Social media interaction. Twitter, specifically. I have seen countless Twitter conversations and posts about how people should act on Twitter when it comes to tweeting their posts. How often. Who should be @‘ed and who shouldn’t. What should be hash-tagged and what shouldn’t. I’ve seen people become condescending toward those who don’t follow a set of “rules” deemed acceptable. I’ve seen snarky comments about those who use all the various “tricks” to make their posts, and blog, more visible. It’s Twitter - don’t like it, don’t follow. But snarky, judge-y comments? Not cool.

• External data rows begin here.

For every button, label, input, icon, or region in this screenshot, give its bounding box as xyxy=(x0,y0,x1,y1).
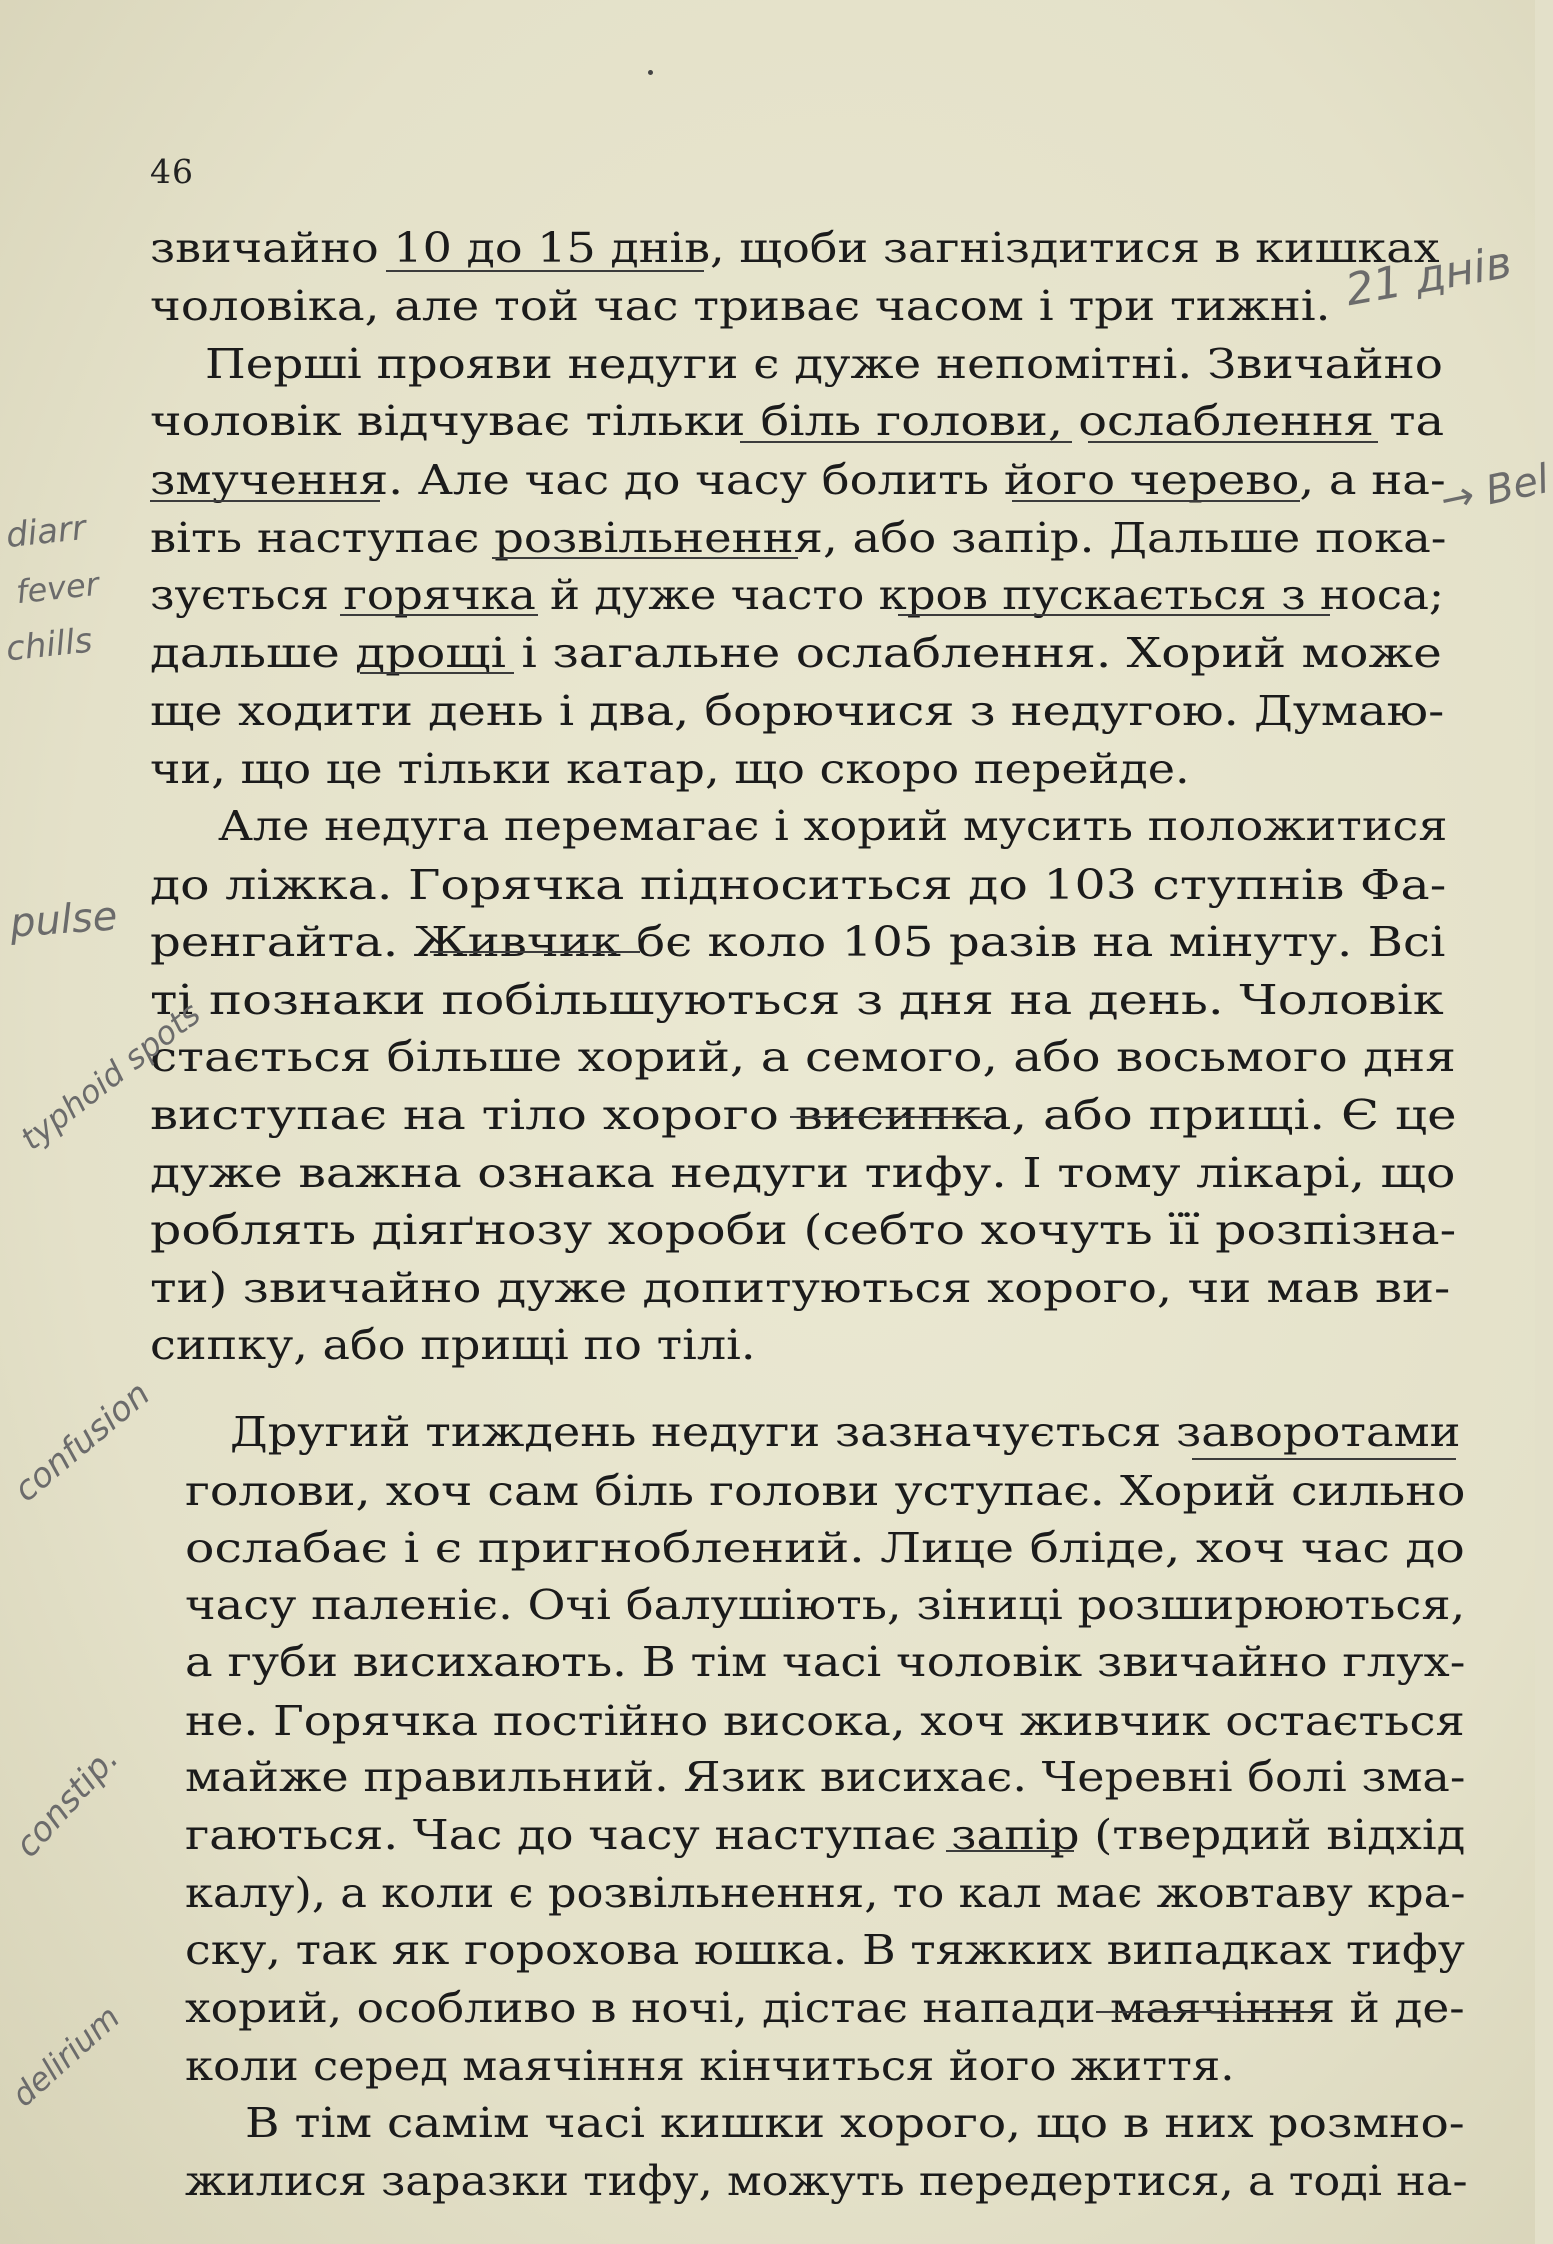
text-line: жилися заразки тифу, можуть передертися, а тоді на- xyxy=(185,2157,1468,2205)
text-line: виступає на тіло хорого висипка, або прищі. Є це xyxy=(150,1091,1457,1139)
text-line: майже правильний. Язик висихає. Черевні болі зма- xyxy=(185,1753,1466,1801)
text-line: чоловік відчуває тільки біль голови, ослаблення та xyxy=(150,397,1445,445)
margin-note-typhoid-spots: typhoid spots xyxy=(13,994,208,1158)
margin-note-delirium: delirium xyxy=(4,1997,128,2115)
underline xyxy=(946,1850,1074,1852)
underline xyxy=(740,441,1072,443)
margin-note-constipation: constip. xyxy=(7,1738,127,1866)
margin-note-belly: → Bel xyxy=(1436,456,1553,524)
text-line: калу), а коли є розвільнення, то кал має жовтаву кра- xyxy=(185,1869,1466,1917)
margin-note-confusion: confusion xyxy=(6,1373,158,1511)
text-line: дальше дрощі і загальне ослаблення. Хорий може xyxy=(150,629,1442,677)
text-line: голови, хоч сам біль голови уступає. Хорий сильно xyxy=(185,1467,1466,1515)
margin-note-pulse: pulse xyxy=(8,893,119,947)
text-line: Але недуга перемагає і хорий мусить положитися xyxy=(218,802,1448,850)
underline xyxy=(790,1116,986,1118)
text-line: не. Горячка постійно висока, хоч живчик остається xyxy=(185,1697,1465,1745)
text-line: ску, так як горохова юшка. В тяжких випадках тифу xyxy=(185,1926,1465,1974)
text-line: змучення. Але час до часу болить його черево, а на- xyxy=(150,456,1446,504)
underline xyxy=(1096,2011,1328,2013)
text-line: ренгайта. Живчик бє коло 105 разів на мінуту. Всі xyxy=(150,918,1446,966)
underline xyxy=(898,614,1330,616)
text-line: Перші прояви недуги є дуже непомітні. Звичайно xyxy=(205,340,1443,388)
text-line: Другий тиждень недуги зазначується заворотами xyxy=(230,1408,1461,1456)
text-line: хорий, особливо в ночі, дістає напади маячіння й де- xyxy=(185,1984,1465,2032)
text-line: чоловіка, але той час триває часом і три тижні. xyxy=(150,282,1331,330)
text-line: звичайно 10 до 15 днів, щоби загніздитися в кишках xyxy=(150,224,1440,272)
text-line: а губи висихають. В тім часі чоловік звичайно глух- xyxy=(185,1638,1466,1686)
text-line: сипку, або прищі по тілі. xyxy=(150,1321,756,1369)
text-line: коли серед маячіння кінчиться його життя. xyxy=(185,2042,1235,2090)
text-line: роблять діяґнозу хороби (себто хочуть її розпізна- xyxy=(150,1206,1457,1254)
underline xyxy=(340,614,538,616)
underline xyxy=(360,672,514,674)
text-line: ти) звичайно дуже допитуються хорого, чи мав ви- xyxy=(150,1264,1451,1312)
underline xyxy=(1192,1458,1456,1460)
text-line: стається більше хорий, а семого, або восьмого дня xyxy=(150,1033,1456,1081)
margin-note-chills: chills xyxy=(4,620,95,670)
text-line: зується горячка й дуже часто кров пускається з носа; xyxy=(150,571,1445,619)
margin-note-diarrhea: diarr xyxy=(4,507,88,557)
text-line: ті познаки побільшуються з дня на день. Чоловік xyxy=(150,976,1444,1024)
underline xyxy=(492,557,798,559)
margin-note-days: 21 днів xyxy=(1341,236,1516,317)
underline xyxy=(150,500,380,502)
text-line: до ліжка. Горячка підноситься до 103 ступнів Фа- xyxy=(150,861,1447,909)
text-line: ще ходити день і два, борючися з недугою. Думаю- xyxy=(150,687,1445,735)
text-line: гаються. Час до часу наступає запір (твердий відхід xyxy=(185,1811,1466,1859)
underline xyxy=(1088,441,1378,443)
underline xyxy=(430,951,640,953)
text-line: віть наступає розвільнення, або запір. Дальше пока- xyxy=(150,514,1447,562)
underline xyxy=(386,270,704,272)
text-line: чи, що це тільки катар, що скоро перейде. xyxy=(150,745,1190,793)
page-number: 46 xyxy=(150,152,194,191)
print-speck xyxy=(648,70,653,75)
text-line: часу паленіє. Очі балушіють, зіниці розширюються, xyxy=(185,1581,1466,1629)
text-line: дуже важна ознака недуги тифу. І тому лікарі, що xyxy=(150,1149,1456,1197)
underline xyxy=(1012,500,1300,502)
text-line: В тім самім часі кишки хорого, що в них розмно- xyxy=(245,2099,1465,2147)
text-line: ослабає і є пригноблений. Лице бліде, хоч час до xyxy=(185,1524,1465,1572)
margin-note-fever: fever xyxy=(14,564,101,612)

Post types. Not everyone can read and review a book a day. Not everyone can think up clever memes and features that will engage. Not everyone can write a weekly discussion post that will get people talking. Sometimes bloggers want to participate on a tour, share a reveal or blast. Sometimes they want to join a meme. I was around when everyone was judging others for participating in multiple memes each week instead of coming up with original content. Now the judgment seems to have moved on to promotional copy/paste blasts. And while it might be frustrating to see tons of the same types of posts in a feed, is it fair to judge those who want to promote a book and author in this way? Book blogging isn’t just about writing reviews - in fact, it doesn’t even have to be about reviews at all. It can be about promoting authors and books in other ways. And what’s so wrong about that?

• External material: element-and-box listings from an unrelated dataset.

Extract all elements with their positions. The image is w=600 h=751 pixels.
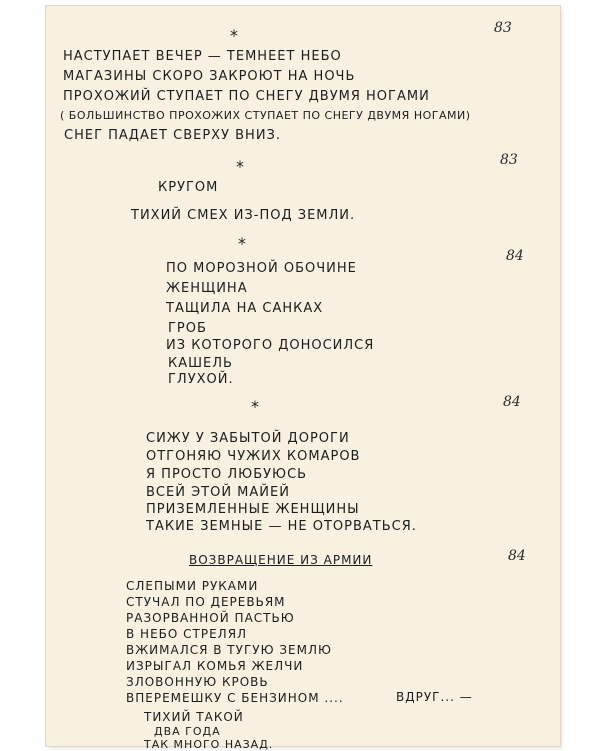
poem-line: СТУЧАЛ ПО ДЕРЕВЬЯМ	[126, 595, 286, 609]
poem-line: ОТГОНЯЮ ЧУЖИХ КОМАРОВ	[146, 449, 361, 464]
poem-line: ЗЛОВОННУЮ КРОВЬ	[126, 675, 269, 689]
poem-line: ТАКИЕ ЗЕМНЫЕ — НЕ ОТОРВАТЬСЯ.	[146, 519, 417, 534]
poem-line: ГЛУХОЙ.	[168, 372, 234, 387]
poem-line: КРУГОМ	[158, 180, 219, 195]
poem-title: ВОЗВРАЩЕНИЕ ИЗ АРМИИ	[189, 553, 373, 567]
page-number: 84	[508, 548, 526, 564]
poem-line: ТАК МНОГО НАЗАД.	[144, 738, 274, 751]
poem-line: ( БОЛЬШИНСТВО ПРОХОЖИХ СТУПАЕТ ПО СНЕГУ ДВУМЯ НОГАМИ)	[60, 109, 471, 122]
page-number: 83	[494, 20, 512, 36]
poem-line: ПО МОРОЗНОЙ ОБОЧИНЕ	[166, 261, 357, 276]
poem-line: ПРОХОЖИЙ СТУПАЕТ ПО СНЕГУ ДВУМЯ НОГАМИ	[63, 89, 430, 104]
poem-line: ТИХИЙ ТАКОЙ	[144, 710, 244, 724]
poem-line: РАЗОРВАННОЙ ПАСТЬЮ	[126, 611, 295, 625]
poem-line: КАШЕЛЬ	[168, 356, 233, 371]
poem-line: НАСТУПАЕТ ВЕЧЕР — ТЕМНЕЕТ НЕБО	[63, 49, 342, 64]
poem-separator-star: *	[230, 26, 238, 45]
poem-line: ЖЕНЩИНА	[166, 281, 248, 296]
poem-line: МАГАЗИНЫ СКОРО ЗАКРОЮТ НА НОЧЬ	[63, 69, 356, 84]
poem-line: ВПЕРЕМЕШКУ С БЕНЗИНОМ ....	[126, 691, 344, 705]
poem-line: ИЗРЫГАЛ КОМЬЯ ЖЕЛЧИ	[126, 659, 304, 673]
poem-line: ТИХИЙ СМЕХ ИЗ-ПОД ЗЕМЛИ.	[131, 208, 356, 223]
poem-line: В НЕБО СТРЕЛЯЛ	[126, 627, 248, 641]
page-number: 84	[506, 248, 524, 264]
poem-line: ВДРУГ... —	[396, 690, 473, 704]
poem-line: ВСЕЙ ЭТОЙ МАЙЕЙ	[146, 485, 290, 500]
page-number: 83	[500, 152, 518, 168]
poem-separator-star: *	[238, 234, 246, 253]
poem-line: ПРИЗЕМЛЕННЫЕ ЖЕНЩИНЫ	[146, 502, 360, 517]
poem-line: ВЖИМАЛСЯ В ТУГУЮ ЗЕМЛЮ	[126, 643, 332, 657]
poem-line: СИЖУ У ЗАБЫТОЙ ДОРОГИ	[146, 431, 350, 446]
poem-line: СЛЕПЫМИ РУКАМИ	[126, 579, 259, 593]
poem-separator-star: *	[236, 157, 244, 176]
poem-line: ДВА ГОДА	[154, 725, 221, 738]
poem-line: ТАЩИЛА НА САНКАХ	[166, 301, 324, 316]
poem-line: ГРОБ	[168, 321, 207, 336]
poem-line: ИЗ КОТОРОГО ДОНОСИЛСЯ	[166, 338, 375, 353]
poem-separator-star: *	[251, 397, 259, 416]
poem-line: Я ПРОСТО ЛЮБУЮСЬ	[146, 467, 308, 482]
page-number: 84	[503, 394, 521, 410]
manuscript-page	[46, 6, 560, 751]
poem-line: СНЕГ ПАДАЕТ СВЕРХУ ВНИЗ.	[64, 128, 282, 143]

Book hauls. I feel like I’ve read almost as many posts bashing book haul posts and videos as there are book haul posts. Bloggers passing judgment on those who share their pics and vids of stunning ARCs each week seems to be a common thing. And while these posts may induce all sorts of jealousy, it does not mean the blogger is flaunting their status in other bloggers’ faces, as some might conclude. They could be genuinely excited to share what they received. They could be giving attention to books as a way of thanking the authors and publishers who sent them. Or they could be saying, “Nyah, nyah, nyah, look what I got and you didn’t!” Whatever the reason, it’s their blog, it’s their place to share what they want to share, judgment-free.

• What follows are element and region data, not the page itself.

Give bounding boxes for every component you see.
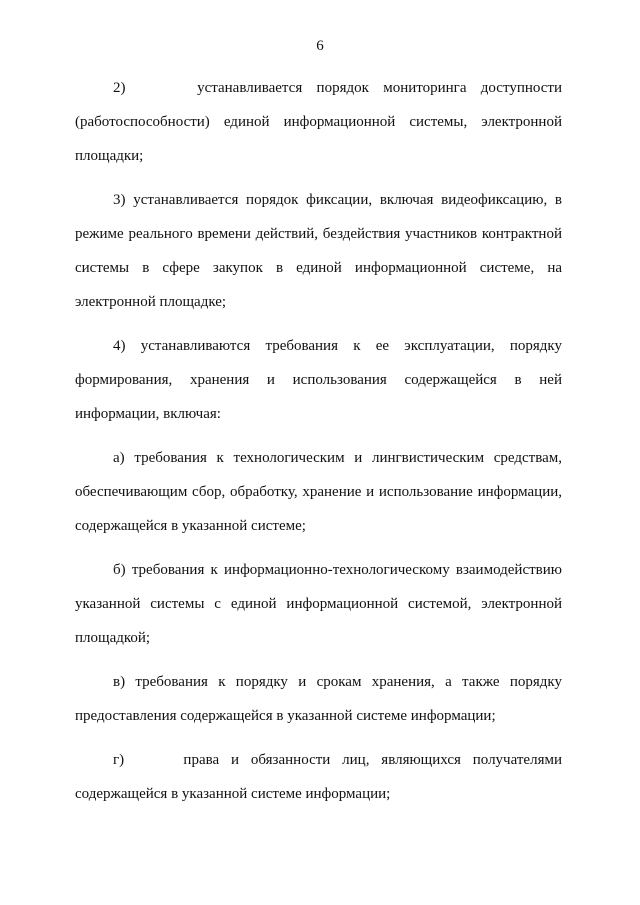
paragraph-subitem-b: б) требования к информационно-технологическому взаимодействию указанной системы с единой информационной системой, электронной площадкой; xyxy=(75,562,562,646)
page-number: 6 xyxy=(316,38,324,54)
paragraph-item-3: 3) устанавливается порядок фиксации, включая видеофиксацию, в режиме реального времени действий, бездействия участников контрактной системы в сфере закупок в единой информационной системе, на электронной площадке; xyxy=(75,192,562,310)
paragraph-subitem-a: а) требования к технологическим и лингвистическим средствам, обеспечивающим сбор, обработку, хранение и использование информации, содержащейся в указанной системе; xyxy=(75,450,562,534)
paragraph-subitem-g: г) права и обязанности лиц, являющихся получателями содержащейся в указанной системе информации; xyxy=(75,752,562,802)
paragraph-item-2: 2) устанавливается порядок мониторинга доступности (работоспособности) единой информационной системы, электронной площадки; xyxy=(75,80,562,164)
paragraph-item-4: 4) устанавливаются требования к ее эксплуатации, порядку формирования, хранения и использования содержащейся в ней информации, включая: xyxy=(75,338,562,422)
document-body xyxy=(75,71,562,821)
paragraph-subitem-v: в) требования к порядку и срокам хранения, а также порядку предоставления содержащейся в указанной системе информации; xyxy=(75,674,562,724)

Okay, so I decided to share five judgments that happen to be judgments from bloggers about other bloggers. I knew that if I started talking about those outside the book blogging community, this would be the length of an epic novel versus a post. And I don’t know that I’d have been able to discuss this without the expletives flying.
Just thinking about how paid reviewers look down their noses at unpaid bloggers gets me all riled up. And those who see YA book bloggers or romance bloggers as somehow less than those bloggers who review “literature” makes me see red. RED. Grrr. So I don’t think I could talk about my disdain toward those pompous a**** who snub… oops, I think I just let a judgment slip past. My bad.
Those who spend their time publicly judging others about what they should or shouldn’t do, how they should or shouldn’t act, what they should or shouldn’t say, and who they are or aren’t, aren’t without flaws, so who are they to judge? If the lens was turned on them and their blogs, would they stand up to the scrutiny? Could they handle the criticism? Would they even recognize their hypocrisy? Probably not.
Just remember this: (And no, I’m not going to quote that verse from The Bible.) It’s your blog. It’s your space on the Internet to say what you want in the way you want to say it. Ignore those Judgey McJudgpersons. BLOG YOUR WAY.